Lorenz M. Pammer, M.D., from the Medical University of Innsbruck in Austria, and colleagues examined the association of metabolic syndrome and its components (increased waist circumference, glucose, triglycerides, and hypertension and decreased high-density lipoprotein cholesterol) with all-cause mortality and cardiovascular outcomes in 5,110 CKD patients.

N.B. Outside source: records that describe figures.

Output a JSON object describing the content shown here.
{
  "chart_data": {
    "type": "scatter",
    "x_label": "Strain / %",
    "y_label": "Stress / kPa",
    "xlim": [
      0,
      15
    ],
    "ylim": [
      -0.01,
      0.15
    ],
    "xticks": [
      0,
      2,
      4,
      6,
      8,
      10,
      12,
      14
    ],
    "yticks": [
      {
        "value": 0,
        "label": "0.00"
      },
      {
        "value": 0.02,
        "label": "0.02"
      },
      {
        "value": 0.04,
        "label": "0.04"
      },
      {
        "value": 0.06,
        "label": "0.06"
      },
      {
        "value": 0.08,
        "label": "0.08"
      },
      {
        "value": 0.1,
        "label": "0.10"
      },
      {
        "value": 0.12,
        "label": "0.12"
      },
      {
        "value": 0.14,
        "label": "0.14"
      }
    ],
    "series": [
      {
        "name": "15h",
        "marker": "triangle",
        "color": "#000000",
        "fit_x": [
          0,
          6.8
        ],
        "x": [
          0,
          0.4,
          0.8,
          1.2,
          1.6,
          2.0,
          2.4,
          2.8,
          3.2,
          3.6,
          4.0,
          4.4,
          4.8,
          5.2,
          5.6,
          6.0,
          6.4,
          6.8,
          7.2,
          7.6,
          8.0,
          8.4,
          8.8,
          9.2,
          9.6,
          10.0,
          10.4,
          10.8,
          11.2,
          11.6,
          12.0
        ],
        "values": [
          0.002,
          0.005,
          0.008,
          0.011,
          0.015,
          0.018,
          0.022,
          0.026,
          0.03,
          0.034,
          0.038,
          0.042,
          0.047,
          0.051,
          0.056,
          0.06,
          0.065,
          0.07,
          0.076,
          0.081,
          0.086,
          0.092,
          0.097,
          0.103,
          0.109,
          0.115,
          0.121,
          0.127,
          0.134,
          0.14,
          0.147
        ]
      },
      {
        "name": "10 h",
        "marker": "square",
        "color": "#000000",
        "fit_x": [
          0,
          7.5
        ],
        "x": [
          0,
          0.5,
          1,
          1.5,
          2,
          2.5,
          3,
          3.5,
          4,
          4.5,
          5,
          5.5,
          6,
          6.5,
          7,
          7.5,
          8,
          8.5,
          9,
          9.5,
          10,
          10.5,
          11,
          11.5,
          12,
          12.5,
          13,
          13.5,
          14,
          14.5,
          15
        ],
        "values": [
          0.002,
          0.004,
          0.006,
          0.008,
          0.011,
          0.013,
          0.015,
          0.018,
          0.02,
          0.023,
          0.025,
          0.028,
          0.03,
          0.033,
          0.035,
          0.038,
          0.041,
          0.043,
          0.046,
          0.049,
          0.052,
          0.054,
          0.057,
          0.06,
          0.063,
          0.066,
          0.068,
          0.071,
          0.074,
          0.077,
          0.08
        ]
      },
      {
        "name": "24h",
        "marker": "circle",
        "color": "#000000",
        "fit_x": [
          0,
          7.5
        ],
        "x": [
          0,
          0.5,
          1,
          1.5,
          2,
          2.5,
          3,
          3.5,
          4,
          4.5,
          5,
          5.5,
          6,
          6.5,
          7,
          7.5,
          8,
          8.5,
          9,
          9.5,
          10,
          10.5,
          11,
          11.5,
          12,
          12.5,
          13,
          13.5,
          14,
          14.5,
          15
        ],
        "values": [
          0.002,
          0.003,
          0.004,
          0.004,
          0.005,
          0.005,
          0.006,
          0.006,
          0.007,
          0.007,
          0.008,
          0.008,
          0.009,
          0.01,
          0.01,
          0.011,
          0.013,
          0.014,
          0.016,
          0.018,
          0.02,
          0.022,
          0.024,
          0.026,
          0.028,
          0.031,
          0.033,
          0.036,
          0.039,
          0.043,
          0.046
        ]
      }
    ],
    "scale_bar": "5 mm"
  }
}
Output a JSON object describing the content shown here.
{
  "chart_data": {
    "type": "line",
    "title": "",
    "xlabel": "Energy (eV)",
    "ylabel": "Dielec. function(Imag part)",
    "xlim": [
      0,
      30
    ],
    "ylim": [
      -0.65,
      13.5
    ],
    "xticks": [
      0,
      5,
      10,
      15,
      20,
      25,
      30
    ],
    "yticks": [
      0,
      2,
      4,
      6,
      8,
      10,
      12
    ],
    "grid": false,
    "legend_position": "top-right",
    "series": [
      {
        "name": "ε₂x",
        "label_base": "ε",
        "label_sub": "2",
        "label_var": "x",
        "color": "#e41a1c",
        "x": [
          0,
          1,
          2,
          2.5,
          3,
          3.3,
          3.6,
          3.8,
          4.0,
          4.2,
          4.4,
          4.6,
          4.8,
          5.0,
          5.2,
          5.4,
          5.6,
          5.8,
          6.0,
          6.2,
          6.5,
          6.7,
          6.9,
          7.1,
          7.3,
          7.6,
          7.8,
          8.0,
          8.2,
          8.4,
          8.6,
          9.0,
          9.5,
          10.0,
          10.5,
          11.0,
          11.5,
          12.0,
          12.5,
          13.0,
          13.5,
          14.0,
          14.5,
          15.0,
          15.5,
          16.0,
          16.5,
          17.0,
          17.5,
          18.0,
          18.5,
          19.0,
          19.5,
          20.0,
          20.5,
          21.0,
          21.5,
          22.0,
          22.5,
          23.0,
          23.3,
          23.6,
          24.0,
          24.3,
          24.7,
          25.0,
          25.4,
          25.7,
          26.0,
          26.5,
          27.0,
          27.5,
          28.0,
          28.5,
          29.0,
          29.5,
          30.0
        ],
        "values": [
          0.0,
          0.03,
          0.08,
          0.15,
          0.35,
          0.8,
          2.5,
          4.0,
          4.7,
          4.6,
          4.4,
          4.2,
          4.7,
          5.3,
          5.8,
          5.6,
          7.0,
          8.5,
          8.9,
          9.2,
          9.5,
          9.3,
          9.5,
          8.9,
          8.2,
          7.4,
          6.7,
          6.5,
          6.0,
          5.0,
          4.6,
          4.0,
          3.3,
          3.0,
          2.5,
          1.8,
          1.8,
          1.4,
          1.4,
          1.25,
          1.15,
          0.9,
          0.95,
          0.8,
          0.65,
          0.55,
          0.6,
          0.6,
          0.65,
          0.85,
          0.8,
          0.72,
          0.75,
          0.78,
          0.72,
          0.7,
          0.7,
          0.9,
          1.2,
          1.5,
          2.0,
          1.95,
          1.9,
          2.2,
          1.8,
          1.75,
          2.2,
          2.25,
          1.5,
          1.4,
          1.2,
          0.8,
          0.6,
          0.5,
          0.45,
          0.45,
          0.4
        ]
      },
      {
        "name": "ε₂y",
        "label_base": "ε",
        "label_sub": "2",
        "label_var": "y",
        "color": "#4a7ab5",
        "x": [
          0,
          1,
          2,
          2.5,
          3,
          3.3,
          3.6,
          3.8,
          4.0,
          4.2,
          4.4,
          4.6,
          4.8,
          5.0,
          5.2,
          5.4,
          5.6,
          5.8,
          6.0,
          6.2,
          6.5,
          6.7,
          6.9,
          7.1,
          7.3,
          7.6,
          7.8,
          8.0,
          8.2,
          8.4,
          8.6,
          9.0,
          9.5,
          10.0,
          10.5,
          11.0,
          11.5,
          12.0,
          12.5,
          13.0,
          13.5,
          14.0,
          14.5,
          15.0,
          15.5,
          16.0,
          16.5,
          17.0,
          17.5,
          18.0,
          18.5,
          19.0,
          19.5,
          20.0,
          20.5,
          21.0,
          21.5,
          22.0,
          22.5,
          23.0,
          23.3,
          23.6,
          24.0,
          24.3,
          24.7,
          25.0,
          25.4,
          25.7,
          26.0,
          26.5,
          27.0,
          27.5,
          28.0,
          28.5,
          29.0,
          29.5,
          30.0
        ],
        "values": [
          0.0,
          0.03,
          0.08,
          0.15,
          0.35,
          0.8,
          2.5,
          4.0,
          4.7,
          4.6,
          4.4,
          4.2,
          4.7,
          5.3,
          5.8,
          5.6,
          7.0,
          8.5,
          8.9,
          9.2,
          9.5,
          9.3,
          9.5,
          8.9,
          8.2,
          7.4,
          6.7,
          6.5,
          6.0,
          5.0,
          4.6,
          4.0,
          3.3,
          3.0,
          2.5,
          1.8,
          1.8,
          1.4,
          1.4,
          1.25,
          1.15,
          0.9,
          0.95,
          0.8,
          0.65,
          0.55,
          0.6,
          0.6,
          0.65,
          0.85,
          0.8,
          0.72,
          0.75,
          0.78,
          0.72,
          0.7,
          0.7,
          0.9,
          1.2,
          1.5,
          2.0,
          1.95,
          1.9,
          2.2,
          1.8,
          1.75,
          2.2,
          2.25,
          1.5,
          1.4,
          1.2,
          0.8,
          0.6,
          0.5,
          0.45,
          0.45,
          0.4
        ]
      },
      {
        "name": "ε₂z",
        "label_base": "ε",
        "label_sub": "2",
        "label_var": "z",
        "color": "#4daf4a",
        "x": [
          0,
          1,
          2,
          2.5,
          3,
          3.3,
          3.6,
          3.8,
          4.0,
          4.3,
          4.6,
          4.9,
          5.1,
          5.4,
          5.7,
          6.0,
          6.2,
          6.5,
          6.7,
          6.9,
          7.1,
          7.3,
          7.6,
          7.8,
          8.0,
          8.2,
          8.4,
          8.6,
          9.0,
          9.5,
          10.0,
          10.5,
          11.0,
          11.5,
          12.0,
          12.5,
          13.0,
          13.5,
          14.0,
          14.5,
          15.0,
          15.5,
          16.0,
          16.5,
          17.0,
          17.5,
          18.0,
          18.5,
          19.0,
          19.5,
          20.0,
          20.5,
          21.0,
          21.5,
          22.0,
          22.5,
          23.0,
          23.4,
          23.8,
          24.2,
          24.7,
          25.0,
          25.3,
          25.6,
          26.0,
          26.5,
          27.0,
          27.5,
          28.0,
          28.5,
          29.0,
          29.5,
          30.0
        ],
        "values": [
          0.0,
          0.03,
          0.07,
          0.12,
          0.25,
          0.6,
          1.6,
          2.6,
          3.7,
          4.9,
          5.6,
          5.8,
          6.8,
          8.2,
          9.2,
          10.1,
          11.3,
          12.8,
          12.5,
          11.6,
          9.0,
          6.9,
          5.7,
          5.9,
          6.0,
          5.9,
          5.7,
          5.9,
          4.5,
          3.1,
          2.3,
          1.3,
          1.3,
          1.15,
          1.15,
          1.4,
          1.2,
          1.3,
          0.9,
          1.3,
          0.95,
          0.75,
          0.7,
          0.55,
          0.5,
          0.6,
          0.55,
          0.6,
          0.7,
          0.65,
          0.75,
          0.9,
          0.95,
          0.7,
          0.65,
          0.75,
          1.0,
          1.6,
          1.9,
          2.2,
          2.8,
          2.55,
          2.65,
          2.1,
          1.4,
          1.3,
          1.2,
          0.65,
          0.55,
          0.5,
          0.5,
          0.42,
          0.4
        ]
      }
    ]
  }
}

The researchers found that nearly two-thirds of participants (64.3 percent) had metabolic syndrome at baseline. During 6.5 years of follow-up, patients with metabolic syndrome had a higher risk for all-cause mortality (hazard ratio, 1.26) and cardiovascular events (hazard ratio, 1.48). The risk increased with a higher number of metabolic syndrome components (hazard ratio per component, 1.09 for all-cause mortality and 1.23 for cardiovascular events). For individual components of metabolic syndrome, the glucose component led to the highest increase in risk for all-cause mortality (hazard ratio, 1.68) and cardiovascular events (hazard ratio, 1.81).
"Although our study uncovered a shockingly high frequency of metabolic syndrome in this high-risk patient group, there's a motivating message for our patients: each metabolic syndrome component avoided might considerably decrease the risk for a cardiovascular end point or premature death," a coauthor said in a statement.